1 問題
在node1上,安裝kubelet後,查看日誌:
root@node1:~# tailf /var/log/syslog
Jan 15 15:01:07 node1 kubelet[17646]: I0115 15:01:07.080370 17646 kubelet_node_status.go:273] Setting node annotation to enable volume controller attach/detach
Jan 15 15:01:07 node1 kubelet[17646]: I0115 15:01:07.084014 17646 kubelet_node_status.go:431] Recording NodeHasSufficientDisk event message for node 192.168.122.3
Jan 15 15:01:07 node1 kubelet[17646]: I0115 15:01:07.084061 17646 kubelet_node_status.go:431] Recording NodeHasSufficientMemory event message for node 192.168.122.3
Jan 15 15:01:07 node1 kubelet[17646]: I0115 15:01:07.084084 17646 kubelet_node_status.go:431] Recording NodeHasNoDiskPressure event message for node 192.168.122.3
Jan 15 15:01:07 node1 kubelet[17646]: I0115 15:01:07.084106 17646 kubelet_node_status.go:82] Attempting to register node 192.168.122.3
Jan 15 15:01:07 node1 kubelet[17646]: E0115 15:01:07.086790 17646 kubelet_node_status.go:106] Unable to register node "192.168.122.3" with API server: nodes is forbidden: User "system:node:192.168.122.3" cannot create nodes at the cluster scope
Jan 15 15:01:07 node1 kubelet[17646]: E0115 15:01:07.309503 17646 eviction_manager.go:238] eviction manager: unexpected err: failed to get node info: node "192.168.122.3" not found
在master結點上查看日誌,apiserver日誌報錯,大量的組件都是RBAC DENY狀態。:
root@master:~# tailf /var/log/syslog
Jan 18 14:39:39 master kube-apiserver[2638]: I0118 14:39:39.885925 2638 rbac.go:116] RBAC DENY: user "system:node:192.168.122.3" groups ["system:nodes" "system:authenticated"] cannot "list" resource "services" cluster-wide
Jan 18 14:39:39 master kube-apiserver[2638]: I0118 14:39:39.886076 2638 wrap.go:42] GET /api/v1/services?limit=500&resourceVersion=0: (490.18µs) 403 [[kubelet/v1.9.0 (linux/amd64) kubernetes/925c127] 192.168.122.3:33354]
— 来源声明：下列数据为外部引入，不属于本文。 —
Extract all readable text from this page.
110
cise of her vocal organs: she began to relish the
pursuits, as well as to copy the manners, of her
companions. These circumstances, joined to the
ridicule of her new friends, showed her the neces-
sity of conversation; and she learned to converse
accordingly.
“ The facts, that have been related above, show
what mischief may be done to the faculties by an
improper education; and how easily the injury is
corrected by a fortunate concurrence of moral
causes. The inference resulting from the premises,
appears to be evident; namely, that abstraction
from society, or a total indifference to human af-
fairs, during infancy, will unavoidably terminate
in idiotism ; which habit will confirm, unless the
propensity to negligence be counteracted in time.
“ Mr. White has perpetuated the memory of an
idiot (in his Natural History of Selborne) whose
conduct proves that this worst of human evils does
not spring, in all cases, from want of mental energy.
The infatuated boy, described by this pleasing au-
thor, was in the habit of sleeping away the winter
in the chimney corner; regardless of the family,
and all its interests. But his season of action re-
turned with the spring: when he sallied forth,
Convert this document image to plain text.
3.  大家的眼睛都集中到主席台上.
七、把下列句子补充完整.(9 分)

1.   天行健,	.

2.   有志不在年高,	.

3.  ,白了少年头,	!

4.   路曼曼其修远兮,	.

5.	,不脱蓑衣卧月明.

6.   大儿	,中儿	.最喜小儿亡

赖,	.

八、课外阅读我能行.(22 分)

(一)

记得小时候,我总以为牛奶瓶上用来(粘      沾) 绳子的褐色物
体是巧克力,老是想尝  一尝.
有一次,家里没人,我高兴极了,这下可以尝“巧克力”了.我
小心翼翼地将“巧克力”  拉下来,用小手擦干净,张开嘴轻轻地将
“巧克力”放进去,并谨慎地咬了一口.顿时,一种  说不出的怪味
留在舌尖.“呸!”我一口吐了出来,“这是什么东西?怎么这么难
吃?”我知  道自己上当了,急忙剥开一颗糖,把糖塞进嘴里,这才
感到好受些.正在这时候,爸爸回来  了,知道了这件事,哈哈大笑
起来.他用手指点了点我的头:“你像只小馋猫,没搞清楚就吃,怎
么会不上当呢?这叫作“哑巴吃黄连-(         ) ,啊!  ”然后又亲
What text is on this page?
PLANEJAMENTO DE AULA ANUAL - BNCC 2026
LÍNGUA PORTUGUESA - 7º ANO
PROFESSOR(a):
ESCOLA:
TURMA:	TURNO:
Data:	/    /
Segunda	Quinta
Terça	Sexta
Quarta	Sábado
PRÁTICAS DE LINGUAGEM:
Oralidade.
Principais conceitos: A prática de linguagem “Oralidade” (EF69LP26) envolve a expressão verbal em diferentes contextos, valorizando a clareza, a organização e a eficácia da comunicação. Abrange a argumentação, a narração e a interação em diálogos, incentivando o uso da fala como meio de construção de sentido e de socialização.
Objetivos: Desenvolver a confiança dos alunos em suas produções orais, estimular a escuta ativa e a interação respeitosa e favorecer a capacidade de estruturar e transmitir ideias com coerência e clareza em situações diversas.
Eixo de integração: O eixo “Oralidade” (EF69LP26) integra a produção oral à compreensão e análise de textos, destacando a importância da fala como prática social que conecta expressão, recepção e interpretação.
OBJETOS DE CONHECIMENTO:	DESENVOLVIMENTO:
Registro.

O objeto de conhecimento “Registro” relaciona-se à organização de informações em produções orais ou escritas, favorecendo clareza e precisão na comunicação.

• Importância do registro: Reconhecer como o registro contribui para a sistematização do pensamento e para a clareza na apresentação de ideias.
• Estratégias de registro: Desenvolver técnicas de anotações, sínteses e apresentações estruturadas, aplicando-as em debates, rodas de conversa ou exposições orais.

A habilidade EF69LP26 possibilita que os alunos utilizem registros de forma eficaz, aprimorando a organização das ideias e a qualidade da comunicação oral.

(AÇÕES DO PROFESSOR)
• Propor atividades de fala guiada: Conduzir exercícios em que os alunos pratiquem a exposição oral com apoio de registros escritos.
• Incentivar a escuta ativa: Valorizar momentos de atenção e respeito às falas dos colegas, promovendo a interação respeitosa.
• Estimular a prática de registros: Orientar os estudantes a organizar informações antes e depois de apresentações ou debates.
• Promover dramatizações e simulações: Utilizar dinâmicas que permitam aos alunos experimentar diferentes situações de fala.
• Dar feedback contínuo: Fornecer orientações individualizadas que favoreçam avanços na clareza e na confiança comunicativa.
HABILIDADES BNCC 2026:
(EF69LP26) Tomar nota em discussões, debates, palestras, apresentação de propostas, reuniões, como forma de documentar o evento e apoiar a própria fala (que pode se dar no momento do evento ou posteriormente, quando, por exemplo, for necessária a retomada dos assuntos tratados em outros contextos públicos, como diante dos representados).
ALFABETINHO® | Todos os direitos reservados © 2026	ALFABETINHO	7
Jan 18 14:39:40 master kube-apiserver[2638]: I0118 14:39:40.097660 2638 rbac.go:116] RBAC DENY: user "system:node:192.168.122.3" groups ["system:nodes" "system:authenticated"] cannot "list" resource "pods" cluster-wide
Jan 18 14:39:40 master kube-apiserver[2638]: I0118 14:39:40.098047 2638 wrap.go:42] GET /api/v1/pods?fieldSelector=spec.nodeName%3D192.168.122.3&limit=500&resourceVersion=0: (930.577µs) 403 [[kubelet/v1.9.0 (linux/amd64) kubernetes/925c127] 192.168.122.3:33354]
Jan 18 14:39:40 master kube-apiserver[2638]: I0118 14:39:40.359008 2638 wrap.go:42] GET /api/v1/namespaces/kube-system/endpoints/kube-scheduler: (16.594085ms) 200 [[kube-scheduler/v1.9.0 (linux/amd64) kubernetes/925c127/leader-election] 192.168.122.2:57472]
Jan 18 14:39:40 master kube-apiserver[2638]: I0118 14:39:40.367652 2638 wrap.go:42] PUT /api/v1/namespaces/kube-system/endpoints/kube-scheduler: (7.997847ms) 200 [[kube-scheduler/v1.9.0 (linux/amd64) kubernetes/925c127/leader-election] 192.168.122.2:57472]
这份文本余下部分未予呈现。